За пьесой я не очень следила, гораздо больше меня занимала публика. Никогда раньше я не видела такого блеска! Все женщины были в кимоно — и каких! Моя мать в кимоно хостес всегда казалась мне верхом элегантности. Но здесь я увидела по-настоящему роскошные одеяния, которые их обладательницы носили с непринужденным изяществом небожительниц. Некоторые мужчины тоже были в кимоно, своей изысканностью не уступавших женским. Мой взгляд упал на пару, сидящую на татами у самой сцены. Билеты на эти места стоили по двадцать тысяч иен. Мужчина держал в руках веер, которым величаво обмахивался в такт музыке. Женщина сидела вполоборота к мужчине, так что ее фигура была видна мне только в профиль — стройная, как рисовый стебелек, чуть склонившийся на ветру. Широкое оби подчеркивало ее точеную шею. Я стала с интересом за ней наблюдать. Медленными изящными движениями она, словно танцуя, открывала старинную лакированную коробочку-бенто с едой. Передо мной как бы открылись два мира — мир сцены и мир публики, каждый из которых нес в себе красоту времени и жестов, о которой я раньше не подозревала. Я взглянула на госпожу Ватанабе, сидевшую рядом со мной. Казалось, в ней зажегся внутренний огонь, в свете которого ее лицо стало по-настоящему прекрасным. Она тоже принадлежала к этому миру, потому что была способна его понимать. Как и все другие в нашей компании. Но я-то там чужая, и, видимо, поэтому госпожа Окада так невзлюбила меня. Но тогда почему другие были со мной столь любезны?

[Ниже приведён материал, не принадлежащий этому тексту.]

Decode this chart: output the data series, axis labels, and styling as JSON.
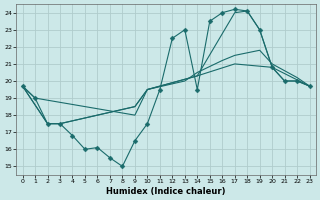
{
  "xlabel": "Humidex (Indice chaleur)",
  "background_color": "#cce8e8",
  "grid_color": "#aaaaaa",
  "line_color": "#1a6b6b",
  "xlim": [
    -0.5,
    23.5
  ],
  "ylim": [
    14.5,
    24.5
  ],
  "yticks": [
    15,
    16,
    17,
    18,
    19,
    20,
    21,
    22,
    23,
    24
  ],
  "xticks": [
    0,
    1,
    2,
    3,
    4,
    5,
    6,
    7,
    8,
    9,
    10,
    11,
    12,
    13,
    14,
    15,
    16,
    17,
    18,
    19,
    20,
    21,
    22,
    23
  ],
  "line1_x": [
    0,
    1,
    2,
    3,
    4,
    5,
    6,
    7,
    8,
    9,
    10,
    11,
    12,
    13,
    14,
    15,
    16,
    17,
    18,
    19,
    20,
    21,
    22,
    23
  ],
  "line1_y": [
    19.7,
    19.0,
    17.5,
    17.5,
    16.8,
    16.0,
    16.1,
    15.5,
    15.0,
    16.5,
    17.5,
    19.5,
    22.5,
    23.0,
    19.5,
    23.5,
    24.0,
    24.2,
    24.1,
    23.0,
    20.8,
    20.0,
    20.0,
    19.7
  ],
  "line2_x": [
    0,
    2,
    3,
    9,
    10,
    13,
    14,
    16,
    17,
    19,
    20,
    22,
    23
  ],
  "line2_y": [
    19.7,
    17.5,
    17.5,
    18.5,
    19.5,
    20.0,
    20.5,
    21.2,
    21.5,
    21.8,
    21.0,
    20.2,
    19.7
  ],
  "line3_x": [
    0,
    2,
    3,
    9,
    10,
    14,
    17,
    20,
    23
  ],
  "line3_y": [
    19.7,
    17.5,
    17.5,
    18.5,
    19.5,
    20.3,
    21.0,
    20.8,
    19.7
  ],
  "line4_x": [
    0,
    1,
    9,
    10,
    14,
    17,
    18,
    19,
    20,
    21,
    22,
    23
  ],
  "line4_y": [
    19.7,
    19.0,
    18.0,
    19.5,
    20.3,
    24.0,
    24.1,
    23.0,
    20.8,
    20.0,
    20.0,
    19.7
  ]
}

Выйдя из театра, я увидела знакомые здания Гинзы, и у меня возникло ощущение, что я вернулась домой из далеких краев. Госпожа Саяко Ватанабе, добрейшая душа, спросила, понравилось ли мне представление. Я со всем жаром выразила восторг.
— Как приятно это слышать, — искренне обрадовалась она.
Но сейчас я даже не могу вспомнить ее лицо. Мы склонны быстро забывать человеческую доброту. А вот красота надолго врезается нам в память. Поэтому госпожа Танабе до сих пор как живая стоит у меня перед глазами.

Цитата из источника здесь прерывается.